Ketamine - Behind the Light shared the top prize at the Oberhausen International Short Film Festival in 2009. The secondary title is Video-Diary IV.
The film appears to be simulating the visual hallucinations and feelings induced by ketamine trance. One could also take it to be an avant-garde exercise in form and aesthetics. It is also simply a travel diary.
The title of this review is a quote from Friedrich Hölderlin that is heard in the film.
Ketamine is a tranquiliser as well as a hallucinogenic, and there are effects that suggest this symptom, such as a continuous sloshing sound heard during a transit down a dark tunnel filled with road lights. There's also a close-up of a cumbersome somnolent elephant burnt onto moving images of a colonnaded tunnel. Later the elephant's eye is shot in close up on it's side, in stupor.
Another layer of meaning, a profundity or pseudo-profundity, whichever way you look at it, is hinted at by a lovely shot of a red flower in a forest, which really looks like a receiving dish and an antenna (this perspective suggested by the voice-over).

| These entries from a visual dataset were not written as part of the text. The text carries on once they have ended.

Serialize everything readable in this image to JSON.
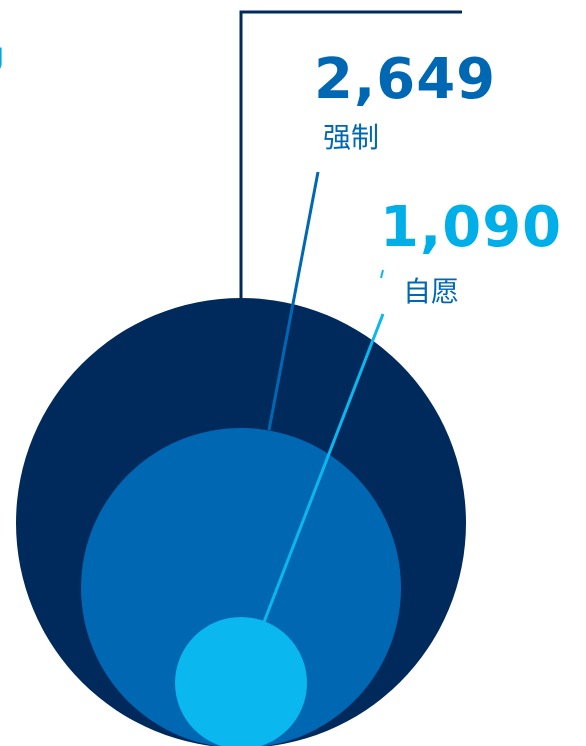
{
  "colors": {
    "outer_circle": "#002a5c",
    "middle_circle": "#0068b3",
    "inner_circle": "#0ab7ee",
    "leader_outer": "#002a5c",
    "leader_middle": "#0068b3",
    "leader_inner": "#0ab7ee",
    "partial_glyph": "#00a9e0"
  },
  "partial_glyph": "J",
  "chart_data": {
    "type": "nested-circles",
    "series": [
      {
        "name": "",
        "value": null
      },
      {
        "name": "强制",
        "value": 2649,
        "value_label": "2,649"
      },
      {
        "name": "自愿",
        "value": 1090,
        "value_label": "1,090"
      }
    ]
  }
}
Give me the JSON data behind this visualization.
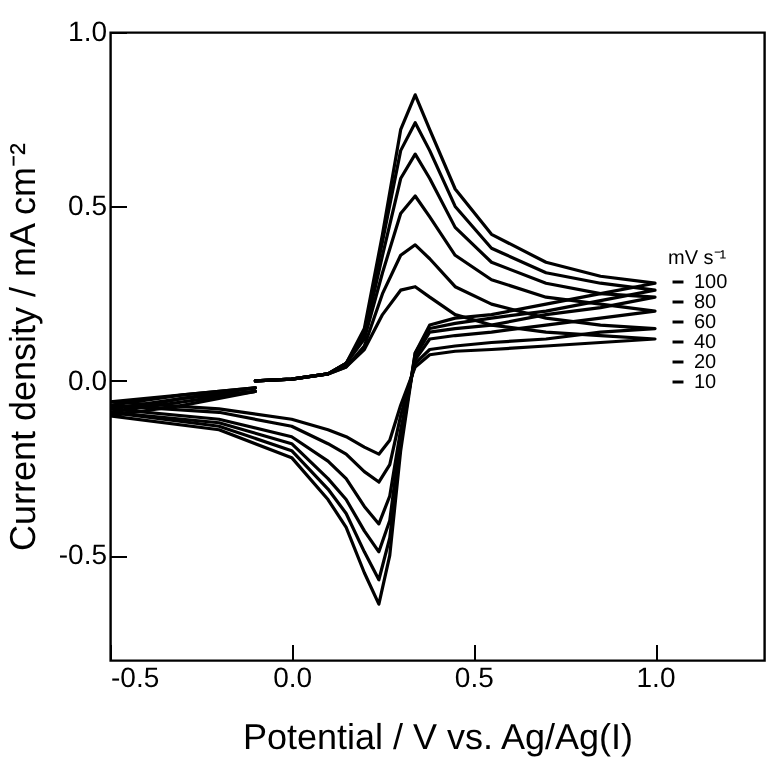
{
  "chart_data": {
    "type": "line",
    "xlabel": "Potential / V vs. Ag/Ag(I)",
    "ylabel": "Current density / mA cm⁻²",
    "legend_title": "mV s⁻¹",
    "legend": "right",
    "xlim": [
      -0.5,
      1.3
    ],
    "ylim": [
      -0.8,
      1.0
    ],
    "xticks": [
      -0.5,
      {
        "value": 0,
        "label": "0.0"
      },
      0.5,
      {
        "value": 1,
        "label": "1.0"
      }
    ],
    "yticks": [
      -0.5,
      {
        "value": 0,
        "label": "0.0"
      },
      0.5,
      {
        "value": 1,
        "label": "1.0"
      }
    ],
    "grid": false,
    "series": [
      {
        "name": "100",
        "color": "#000000",
        "x": [
          -0.1,
          0,
          0.1,
          0.15,
          0.2,
          0.25,
          0.3,
          0.34,
          0.38,
          0.45,
          0.55,
          0.7,
          0.85,
          1.0,
          0.85,
          0.7,
          0.55,
          0.45,
          0.38,
          0.34,
          0.3,
          0.27,
          0.24,
          0.2,
          0.15,
          0.1,
          0,
          -0.2,
          -0.5,
          -0.3,
          -0.1
        ],
        "values": [
          0,
          0.005,
          0.02,
          0.05,
          0.15,
          0.42,
          0.72,
          0.82,
          0.72,
          0.55,
          0.42,
          0.34,
          0.3,
          0.28,
          0.25,
          0.22,
          0.19,
          0.18,
          0.16,
          0.08,
          -0.2,
          -0.5,
          -0.64,
          -0.55,
          -0.42,
          -0.34,
          -0.22,
          -0.14,
          -0.1,
          -0.07,
          -0.03
        ]
      },
      {
        "name": "80",
        "color": "#000000",
        "x": [
          -0.1,
          0,
          0.1,
          0.15,
          0.2,
          0.25,
          0.3,
          0.34,
          0.38,
          0.45,
          0.55,
          0.7,
          0.85,
          1.0,
          0.85,
          0.7,
          0.55,
          0.45,
          0.38,
          0.34,
          0.3,
          0.27,
          0.24,
          0.2,
          0.15,
          0.1,
          0,
          -0.2,
          -0.5,
          -0.3,
          -0.1
        ],
        "values": [
          0,
          0.005,
          0.02,
          0.05,
          0.14,
          0.4,
          0.66,
          0.74,
          0.66,
          0.5,
          0.38,
          0.31,
          0.28,
          0.26,
          0.23,
          0.2,
          0.18,
          0.165,
          0.15,
          0.08,
          -0.18,
          -0.45,
          -0.57,
          -0.49,
          -0.38,
          -0.31,
          -0.2,
          -0.13,
          -0.09,
          -0.06,
          -0.03
        ]
      },
      {
        "name": "60",
        "color": "#000000",
        "x": [
          -0.1,
          0,
          0.1,
          0.15,
          0.2,
          0.25,
          0.3,
          0.34,
          0.38,
          0.45,
          0.55,
          0.7,
          0.85,
          1.0,
          0.85,
          0.7,
          0.55,
          0.45,
          0.38,
          0.34,
          0.3,
          0.27,
          0.24,
          0.2,
          0.15,
          0.1,
          0,
          -0.2,
          -0.5,
          -0.3,
          -0.1
        ],
        "values": [
          0,
          0.005,
          0.02,
          0.05,
          0.13,
          0.36,
          0.58,
          0.65,
          0.58,
          0.44,
          0.34,
          0.28,
          0.25,
          0.24,
          0.21,
          0.19,
          0.16,
          0.15,
          0.14,
          0.07,
          -0.16,
          -0.4,
          -0.49,
          -0.43,
          -0.34,
          -0.28,
          -0.18,
          -0.12,
          -0.09,
          -0.05,
          -0.03
        ]
      },
      {
        "name": "40",
        "color": "#000000",
        "x": [
          -0.1,
          0,
          0.1,
          0.15,
          0.2,
          0.25,
          0.3,
          0.34,
          0.38,
          0.45,
          0.55,
          0.7,
          0.85,
          1.0,
          0.85,
          0.7,
          0.55,
          0.45,
          0.38,
          0.34,
          0.3,
          0.27,
          0.24,
          0.2,
          0.15,
          0.1,
          0,
          -0.2,
          -0.5,
          -0.3,
          -0.1
        ],
        "values": [
          0,
          0.005,
          0.02,
          0.05,
          0.12,
          0.31,
          0.48,
          0.53,
          0.47,
          0.36,
          0.29,
          0.24,
          0.22,
          0.2,
          0.18,
          0.16,
          0.14,
          0.13,
          0.12,
          0.06,
          -0.14,
          -0.33,
          -0.41,
          -0.36,
          -0.28,
          -0.23,
          -0.16,
          -0.11,
          -0.08,
          -0.05,
          -0.02
        ]
      },
      {
        "name": "20",
        "color": "#000000",
        "x": [
          -0.1,
          0,
          0.1,
          0.15,
          0.2,
          0.25,
          0.3,
          0.34,
          0.38,
          0.45,
          0.55,
          0.7,
          0.85,
          1.0,
          0.85,
          0.7,
          0.55,
          0.45,
          0.38,
          0.34,
          0.3,
          0.27,
          0.24,
          0.2,
          0.15,
          0.1,
          0,
          -0.2,
          -0.5,
          -0.3,
          -0.1
        ],
        "values": [
          0,
          0.005,
          0.02,
          0.04,
          0.1,
          0.25,
          0.36,
          0.39,
          0.35,
          0.27,
          0.22,
          0.18,
          0.16,
          0.15,
          0.14,
          0.12,
          0.11,
          0.1,
          0.09,
          0.05,
          -0.1,
          -0.24,
          -0.29,
          -0.26,
          -0.21,
          -0.18,
          -0.13,
          -0.09,
          -0.07,
          -0.04,
          -0.02
        ]
      },
      {
        "name": "10",
        "color": "#000000",
        "x": [
          -0.1,
          0,
          0.1,
          0.15,
          0.2,
          0.25,
          0.3,
          0.34,
          0.38,
          0.45,
          0.55,
          0.7,
          0.85,
          1.0,
          0.85,
          0.7,
          0.55,
          0.45,
          0.38,
          0.34,
          0.3,
          0.27,
          0.24,
          0.2,
          0.15,
          0.1,
          0,
          -0.2,
          -0.5,
          -0.3,
          -0.1
        ],
        "values": [
          0,
          0.005,
          0.02,
          0.04,
          0.09,
          0.19,
          0.26,
          0.27,
          0.24,
          0.19,
          0.16,
          0.14,
          0.13,
          0.12,
          0.11,
          0.1,
          0.09,
          0.085,
          0.075,
          0.04,
          -0.07,
          -0.17,
          -0.21,
          -0.19,
          -0.16,
          -0.14,
          -0.11,
          -0.08,
          -0.06,
          -0.04,
          -0.02
        ]
      }
    ]
  }
}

Along the same lines there's a voice-over saying, "I believe that every honest man must say that the Earth is beautiful". There are outstandingly beautiful layered shots in what looked like an Alpine location. Similarly to Nathaniel Dorksy, Carsten Aschmann here used a technique where the near foreground obscures the background, offering glimpses now and then. There's swaying maize heads, behind which is a lake and mountains pillowed by cumulus. A shot full of wonder takes place below a quince tree canopy.

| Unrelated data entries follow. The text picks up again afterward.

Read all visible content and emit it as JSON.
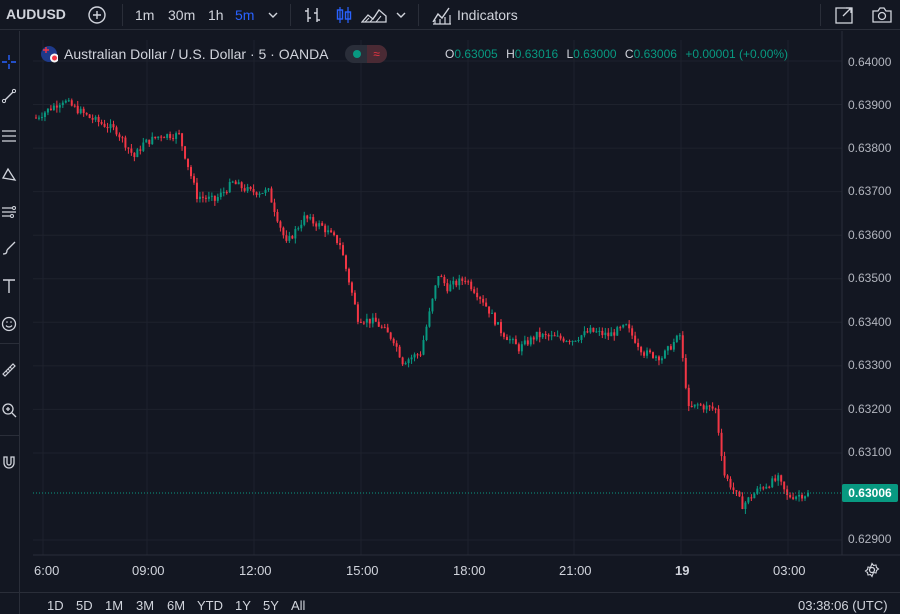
{
  "toolbar": {
    "symbol": "AUDUSD",
    "intervals": [
      "1m",
      "30m",
      "1h",
      "5m"
    ],
    "active_interval": "5m",
    "indicators_label": "Indicators"
  },
  "legend": {
    "title": "Australian Dollar / U.S. Dollar · 5 · OANDA",
    "wave_glyph": "≈",
    "ohlc": [
      {
        "key": "O",
        "value": "0.63005"
      },
      {
        "key": "H",
        "value": "0.63016"
      },
      {
        "key": "L",
        "value": "0.63000"
      },
      {
        "key": "C",
        "value": "0.63006"
      }
    ],
    "change": "+0.00001 (+0.00%)"
  },
  "price_axis": {
    "ticks": [
      "0.64000",
      "0.63900",
      "0.63800",
      "0.63700",
      "0.63600",
      "0.63500",
      "0.63400",
      "0.63300",
      "0.63200",
      "0.63100",
      "0.62900"
    ],
    "last_price": "0.63006"
  },
  "time_axis": {
    "ticks": [
      "6:00",
      "09:00",
      "12:00",
      "15:00",
      "18:00",
      "21:00",
      "19",
      "03:00"
    ]
  },
  "bottom": {
    "ranges": [
      "1D",
      "5D",
      "1M",
      "3M",
      "6M",
      "YTD",
      "1Y",
      "5Y",
      "All"
    ],
    "clock": "03:38:06 (UTC)"
  },
  "colors": {
    "background": "#131722",
    "up": "#089981",
    "down": "#f23645",
    "accent": "#2962ff",
    "grid": "#1e222d"
  },
  "chart_data": {
    "type": "candlestick",
    "symbol": "AUDUSD",
    "interval": "5",
    "source": "OANDA",
    "ylim": [
      0.6288,
      0.6401
    ],
    "x_ticks": [
      "6:00",
      "09:00",
      "12:00",
      "15:00",
      "18:00",
      "21:00",
      "19",
      "03:00"
    ],
    "y_ticks": [
      0.64,
      0.639,
      0.638,
      0.637,
      0.636,
      0.635,
      0.634,
      0.633,
      0.632,
      0.631,
      0.629
    ],
    "close_path": [
      {
        "t": "06:00",
        "close": 0.6387
      },
      {
        "t": "06:45",
        "close": 0.6391
      },
      {
        "t": "07:30",
        "close": 0.6387
      },
      {
        "t": "08:15",
        "close": 0.6384
      },
      {
        "t": "08:45",
        "close": 0.6378
      },
      {
        "t": "09:00",
        "close": 0.6381
      },
      {
        "t": "09:30",
        "close": 0.6383
      },
      {
        "t": "10:00",
        "close": 0.6383
      },
      {
        "t": "10:30",
        "close": 0.6369
      },
      {
        "t": "11:00",
        "close": 0.6368
      },
      {
        "t": "11:30",
        "close": 0.6372
      },
      {
        "t": "12:00",
        "close": 0.637
      },
      {
        "t": "12:30",
        "close": 0.637
      },
      {
        "t": "13:00",
        "close": 0.6358
      },
      {
        "t": "13:30",
        "close": 0.6364
      },
      {
        "t": "14:00",
        "close": 0.6362
      },
      {
        "t": "14:30",
        "close": 0.6358
      },
      {
        "t": "15:00",
        "close": 0.6341
      },
      {
        "t": "15:30",
        "close": 0.634
      },
      {
        "t": "16:00",
        "close": 0.6336
      },
      {
        "t": "16:15",
        "close": 0.6331
      },
      {
        "t": "16:45",
        "close": 0.6333
      },
      {
        "t": "17:15",
        "close": 0.6351
      },
      {
        "t": "17:30",
        "close": 0.6348
      },
      {
        "t": "18:00",
        "close": 0.635
      },
      {
        "t": "18:30",
        "close": 0.6345
      },
      {
        "t": "19:00",
        "close": 0.6338
      },
      {
        "t": "19:30",
        "close": 0.6334
      },
      {
        "t": "20:00",
        "close": 0.6337
      },
      {
        "t": "21:00",
        "close": 0.6336
      },
      {
        "t": "21:30",
        "close": 0.6338
      },
      {
        "t": "22:00",
        "close": 0.6337
      },
      {
        "t": "22:30",
        "close": 0.6339
      },
      {
        "t": "23:00",
        "close": 0.6333
      },
      {
        "t": "23:30",
        "close": 0.6332
      },
      {
        "t": "00:00",
        "close": 0.6337
      },
      {
        "t": "00:15",
        "close": 0.632
      },
      {
        "t": "00:30",
        "close": 0.6321
      },
      {
        "t": "01:00",
        "close": 0.632
      },
      {
        "t": "01:15",
        "close": 0.6305
      },
      {
        "t": "01:45",
        "close": 0.6298
      },
      {
        "t": "02:15",
        "close": 0.6302
      },
      {
        "t": "02:45",
        "close": 0.6304
      },
      {
        "t": "03:00",
        "close": 0.63
      },
      {
        "t": "03:35",
        "close": 0.63006
      }
    ],
    "last_price": 0.63006
  }
}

There's some good abstract stuff too, the camera zooms in on raindrop-coated glass at night, going into reflections of light, zooming until the view is inchoate, and through the other side.
The final section of the film takes place in Venice, where black and gold gondolas with luxury linings and baroque decorations are fetishised. A beautiful super-yacht, its lines lit up at night is traversed on the Lagoon. Close-up moving shots of the canal banks from the river vertically wipe into one another, and the final of these shots is upside down. Looking down we see a gondola move through a group of gigantic black fish that seem to be somehow basking, and only the nearby ones are disturbed. A still from the latter shot has been used to advertise the movie.

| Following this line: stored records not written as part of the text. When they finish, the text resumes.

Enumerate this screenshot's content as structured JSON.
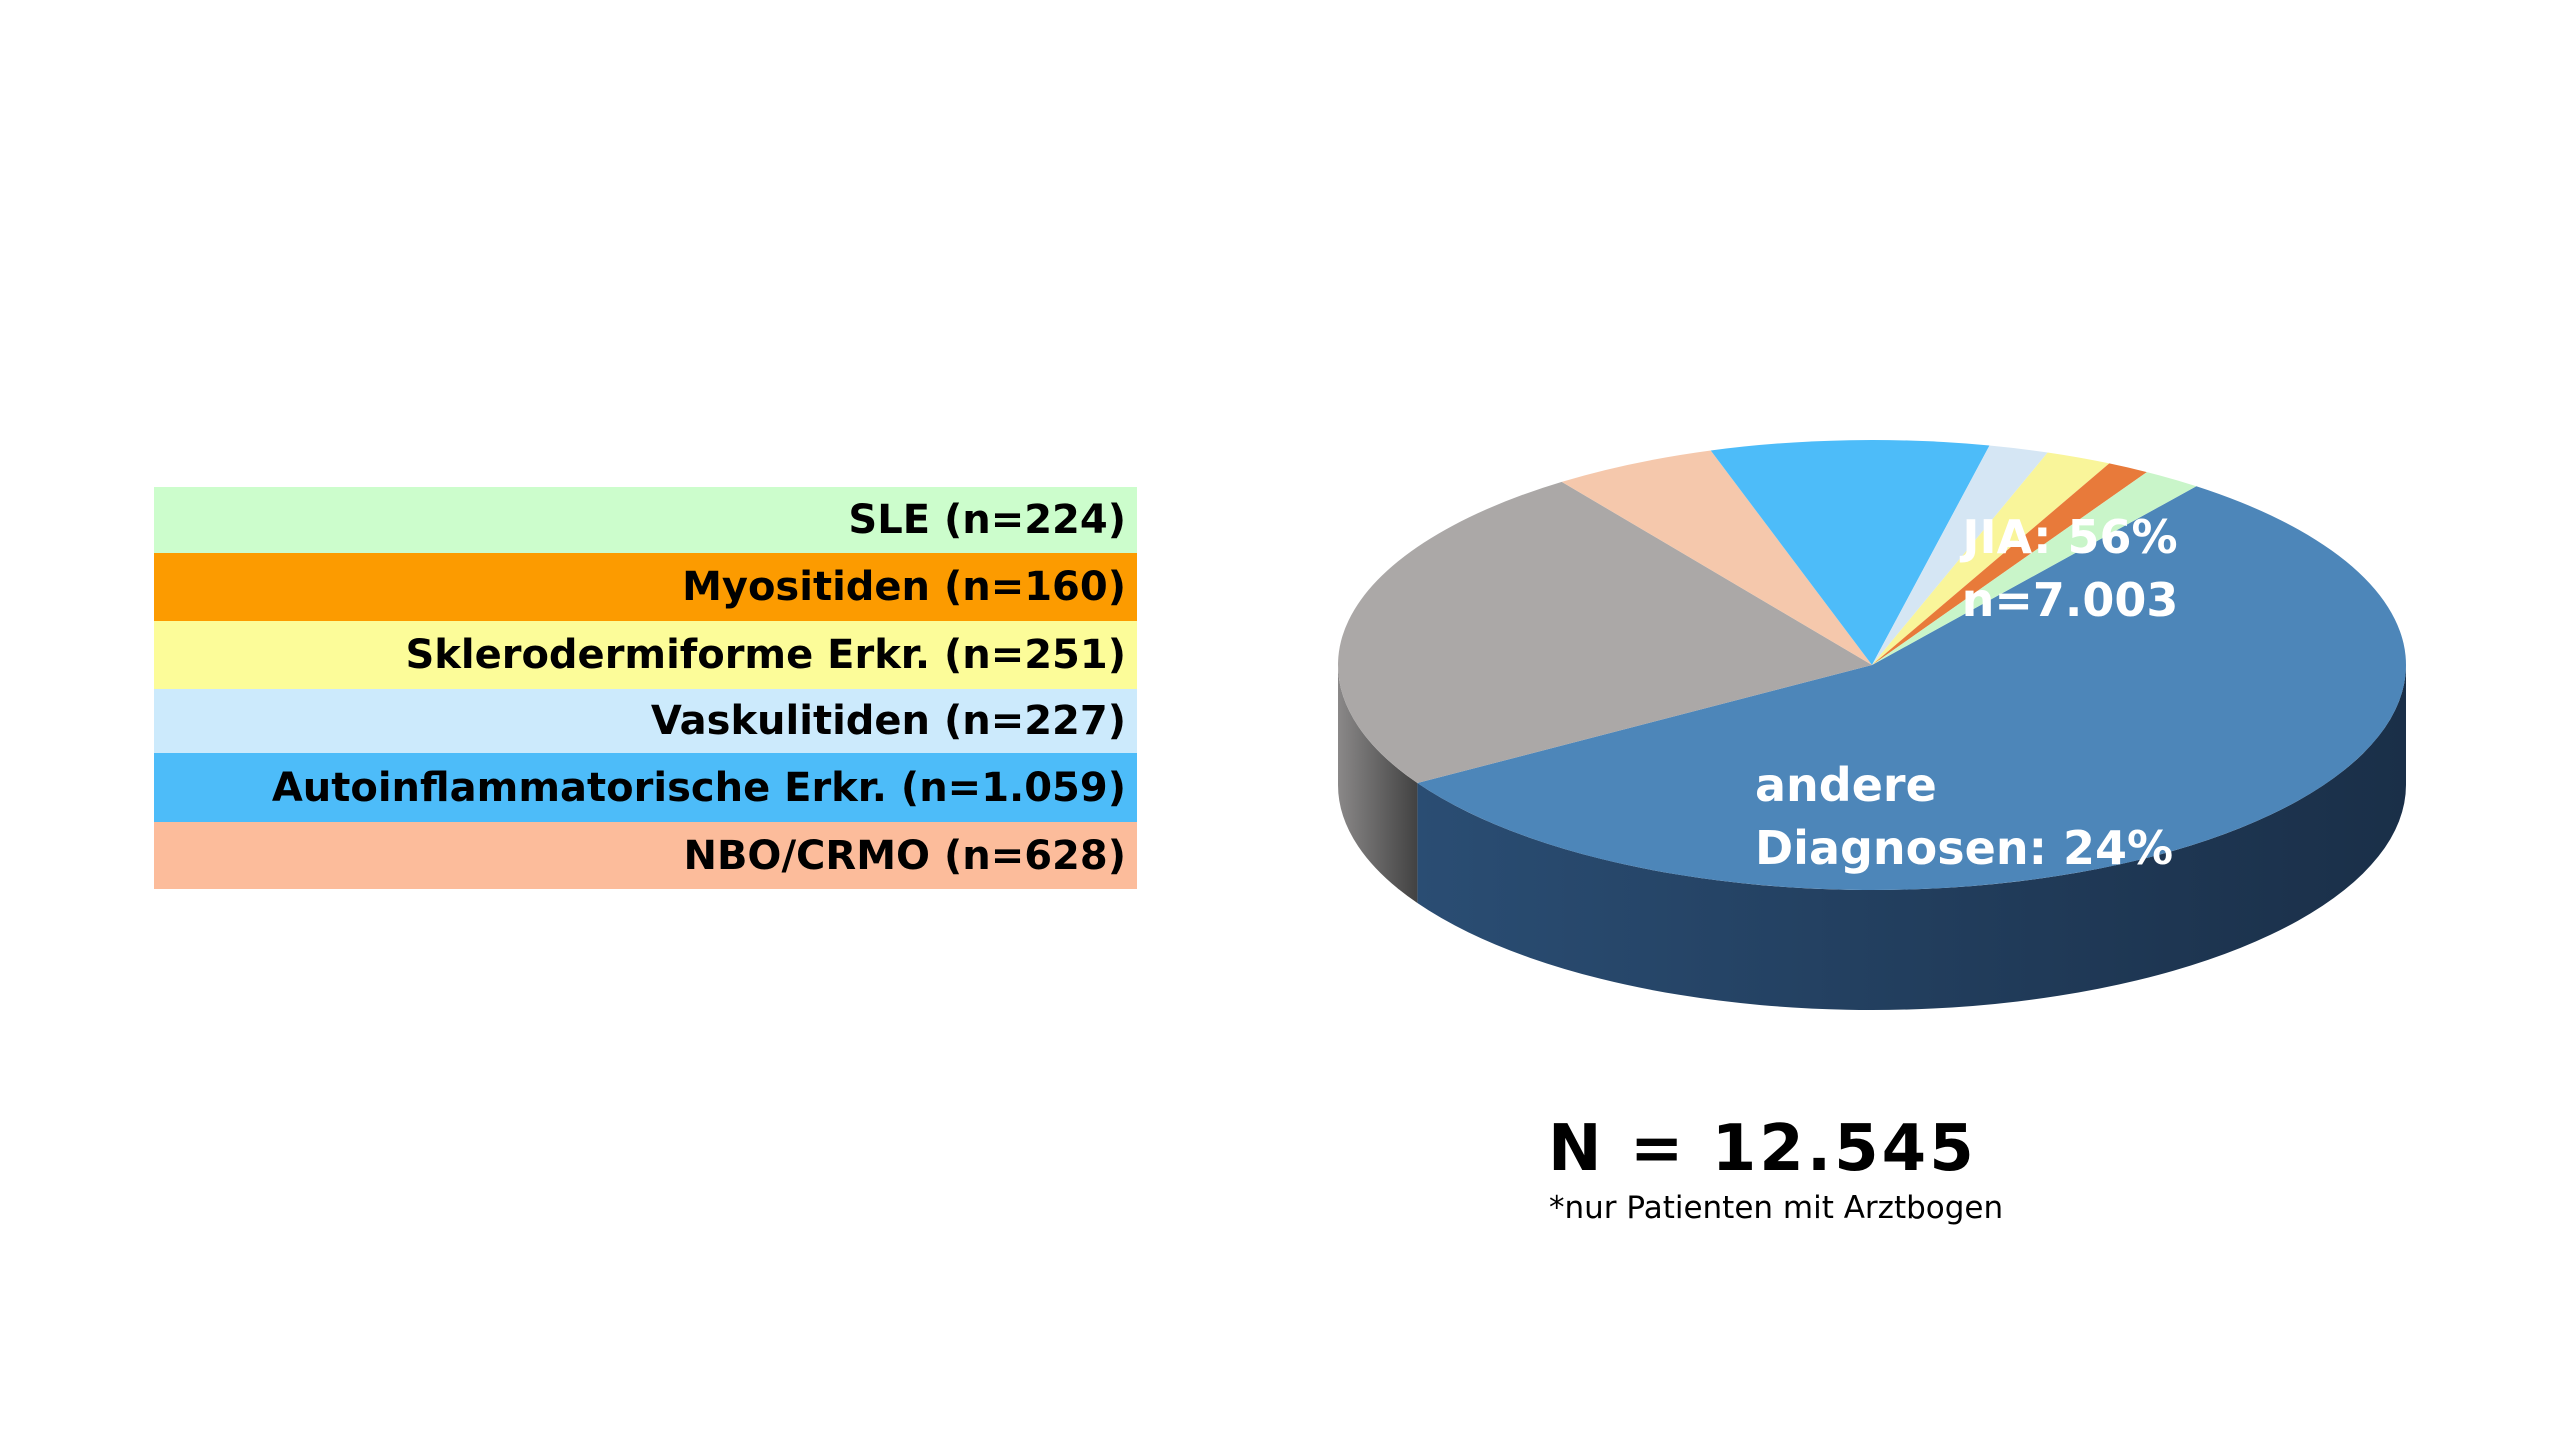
{
  "chart_data": {
    "type": "pie",
    "legend": [
      {
        "label": "SLE (n=224)",
        "color": "#ccfdcc"
      },
      {
        "label": "Myositiden (n=160)",
        "color": "#fc9b00"
      },
      {
        "label": "Sklerodermiforme Erkr. (n=251)",
        "color": "#fcfc99"
      },
      {
        "label": "Vaskulitiden (n=227)",
        "color": "#cceafc"
      },
      {
        "label": "Autoinflammatorische Erkr. (n=1.059)",
        "color": "#4dbcf9"
      },
      {
        "label": "NBO/CRMO (n=628)",
        "color": "#fcbc9b"
      }
    ],
    "slices": [
      {
        "name": "JIA",
        "value": 56,
        "color": "#4d86b9",
        "label_line1": "JIA: 56%",
        "label_line2": "n=7.003"
      },
      {
        "name": "andere Diagnosen",
        "value": 24,
        "color": "#aba8a7",
        "label_line1": "andere",
        "label_line2": "Diagnosen: 24%"
      },
      {
        "name": "NBO/CRMO",
        "value": 5.0,
        "color": "#f5c8ac"
      },
      {
        "name": "Autoinflammatorische Erkr.",
        "value": 8.44,
        "color": "#4dbcf9"
      },
      {
        "name": "Vaskulitiden",
        "value": 1.81,
        "color": "#d5e6f4"
      },
      {
        "name": "Sklerodermiforme Erkr.",
        "value": 2.0,
        "color": "#f9f59a"
      },
      {
        "name": "Myositiden",
        "value": 1.28,
        "color": "#e87a3a"
      },
      {
        "name": "SLE",
        "value": 1.79,
        "color": "#c9f5c9"
      }
    ],
    "total": "N = 12.545",
    "footnote": "*nur Patienten mit Arztbogen"
  }
}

Other really nice stuff included a transition between tunnels, presumably in the Alps, where the tunnel comes out of the mountain for a short period and goes back in again almost immediately, the green vanishing. Then there are fireflies swirling round a rail, and a pair of man playing Frisbee by the shore.
One of the good drug-perspective shots is of two gnats flying headlong into each other, just prior to collision one gnat stops and pirouettes round, something that you could only see in slow motion and is probably quite a rare thing to see. A different light shone onto something that looks quite everyday, and reveals that they are living at a different speed from us, able to react almost instantaneously.
Really really enjoyed this one, renewed my faith in the short form of films.